Meclis'te dün "2 deneme" yapıldı... "367' yi bulma" denemesi... Birincisinde "356 oy" çıktı... İkincisinde "358" oy... Üçüncü deneme "yapılmadı."
Yapılsaydı sayı "yükselmezdi, düşerdi."
Zira...
Meclis 27 Nisan'da "Cumhurbaşkanı' nı seçmek için" toplanmıştı.
6 Mayıs'ta ise "seçmemek için" toplandı.
***
Meclis'in bahçesi dün yine "açık hava stüdyosuydu" ama...
17 Nisan'a göre "profil çok düşüktü."
Zira TV'ciler de biliyorlardı ki "at terli, koşamıyor."
Meclis yorgun "seçemiyor."
***
Dün sabahın köründe Deniz Baykal'la konuştuk.
"Meclis' te ne olacak" diye sorduk.
Güldü:
- Abdullah Gül seçilemeyecek.
- Oylama moylama hikaye.
- AK Parti de seçilmesin diye gayret sarf ediyor.
- Ve işin garibi Meclis'ten Anayasa değişiklik paketi geçirilmek isteniyor.
- Olup biten nedir biliyor musun?.. Sanki 23 Nisan müsameresi.
***
Deniz Baykal yanılıyor.
Müsamere "bir şenliktir... Barış içinde yapılan bir etkinliktir... Seyredenler neşeyle alkışlar."
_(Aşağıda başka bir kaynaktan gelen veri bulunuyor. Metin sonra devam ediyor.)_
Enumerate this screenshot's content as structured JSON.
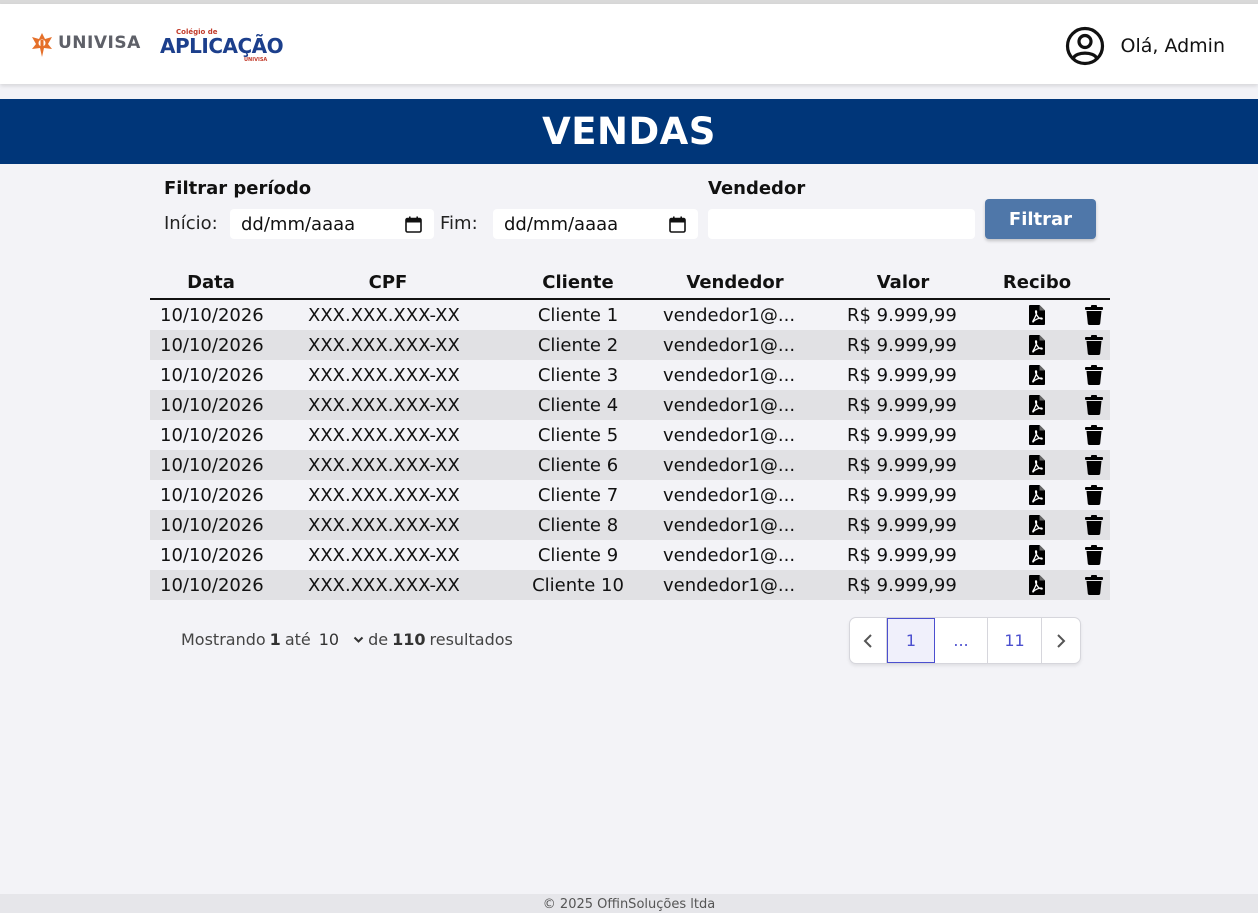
{
  "header": {
    "logo_univisa": "UNIVISA",
    "logo_aplicacao_small": "Colégio de",
    "logo_aplicacao": "APLICAÇÃO",
    "logo_aplicacao_sub": "UNIVISA",
    "greeting": "Olá, Admin"
  },
  "page_title": "VENDAS",
  "filters": {
    "period_label": "Filtrar período",
    "start_label": "Início:",
    "start_value": "dd/mm/aaaa",
    "end_label": "Fim:",
    "end_value": "dd/mm/aaaa",
    "seller_label": "Vendedor",
    "seller_value": "",
    "filter_button": "Filtrar"
  },
  "table": {
    "columns": [
      "Data",
      "CPF",
      "Cliente",
      "Vendedor",
      "Valor",
      "Recibo"
    ],
    "rows": [
      {
        "data": "10/10/2026",
        "cpf": "XXX.XXX.XXX-XX",
        "cliente": "Cliente 1",
        "vendedor": "vendedor1@...",
        "valor": "R$ 9.999,99"
      },
      {
        "data": "10/10/2026",
        "cpf": "XXX.XXX.XXX-XX",
        "cliente": "Cliente 2",
        "vendedor": "vendedor1@...",
        "valor": "R$ 9.999,99"
      },
      {
        "data": "10/10/2026",
        "cpf": "XXX.XXX.XXX-XX",
        "cliente": "Cliente 3",
        "vendedor": "vendedor1@...",
        "valor": "R$ 9.999,99"
      },
      {
        "data": "10/10/2026",
        "cpf": "XXX.XXX.XXX-XX",
        "cliente": "Cliente 4",
        "vendedor": "vendedor1@...",
        "valor": "R$ 9.999,99"
      },
      {
        "data": "10/10/2026",
        "cpf": "XXX.XXX.XXX-XX",
        "cliente": "Cliente 5",
        "vendedor": "vendedor1@...",
        "valor": "R$ 9.999,99"
      },
      {
        "data": "10/10/2026",
        "cpf": "XXX.XXX.XXX-XX",
        "cliente": "Cliente 6",
        "vendedor": "vendedor1@...",
        "valor": "R$ 9.999,99"
      },
      {
        "data": "10/10/2026",
        "cpf": "XXX.XXX.XXX-XX",
        "cliente": "Cliente 7",
        "vendedor": "vendedor1@...",
        "valor": "R$ 9.999,99"
      },
      {
        "data": "10/10/2026",
        "cpf": "XXX.XXX.XXX-XX",
        "cliente": "Cliente 8",
        "vendedor": "vendedor1@...",
        "valor": "R$ 9.999,99"
      },
      {
        "data": "10/10/2026",
        "cpf": "XXX.XXX.XXX-XX",
        "cliente": "Cliente 9",
        "vendedor": "vendedor1@...",
        "valor": "R$ 9.999,99"
      },
      {
        "data": "10/10/2026",
        "cpf": "XXX.XXX.XXX-XX",
        "cliente": "Cliente 10",
        "vendedor": "vendedor1@...",
        "valor": "R$ 9.999,99"
      }
    ],
    "row_icons": [
      "pdf-icon",
      "trash-icon"
    ]
  },
  "pagination": {
    "showing_prefix": "Mostrando",
    "from": "1",
    "until": "até",
    "per_page": "10",
    "of": "de",
    "total": "110",
    "results": "resultados",
    "pages": [
      "1",
      "...",
      "11"
    ],
    "current_page": "1"
  },
  "footer": "© 2025 OffinSoluções ltda",
  "colors": {
    "banner": "#003679",
    "filter_button": "#4f77a9",
    "pager_accent": "#4b4fcf",
    "stripe": "#e1e1e4"
  }
}
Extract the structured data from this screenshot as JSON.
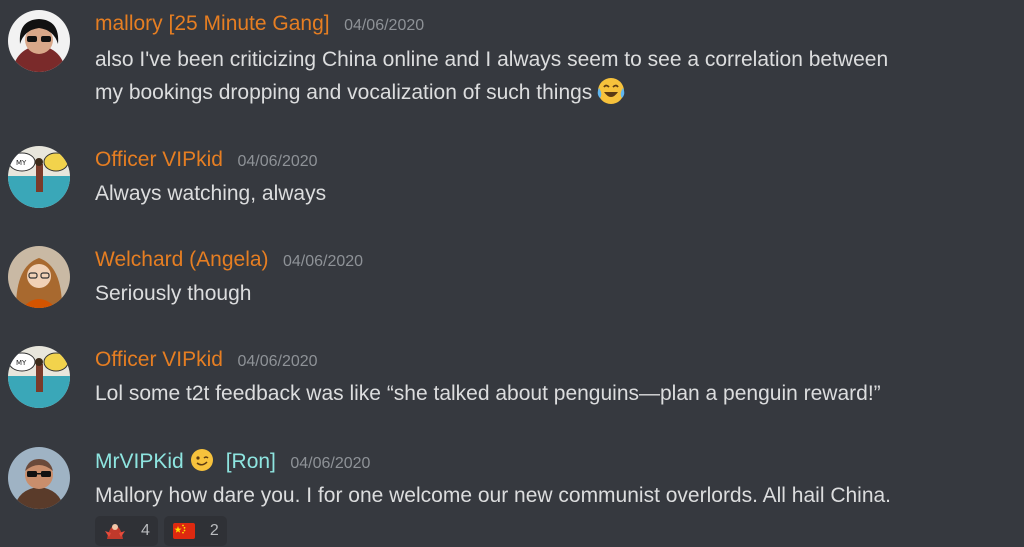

Meclis'te "oynanan oyuna" gelince...
Küfürler havada uçuşuyor.
Cep telefonları havada çarpışıyor.
Millet de seyrediyor.
Seyredenlerin içinde hiç alkışlayan görmedik.
***
Dünü, dünde bırakalım.
Ve bugüne bakalım.
Bugün (bugün olmazsa yarın) Meclis Genel Kurulu'na 5 artı 5" gelecek.
Yani:
- Cumhurbaşkanı'nı 5 yıllığına halk seçsin.
- 22 Temmuz'da 2 sandık konulsun.
- Milletvekili seçimi ile Çankaya seçimi birlikte yapılsın.
***
İşte bu da "müsamereyi bile mumla aratan bir başka oyun."
Neden mi?
- 5 artı 5, Meclis'ten geçse bile 22 Temmuz'a yetişmez.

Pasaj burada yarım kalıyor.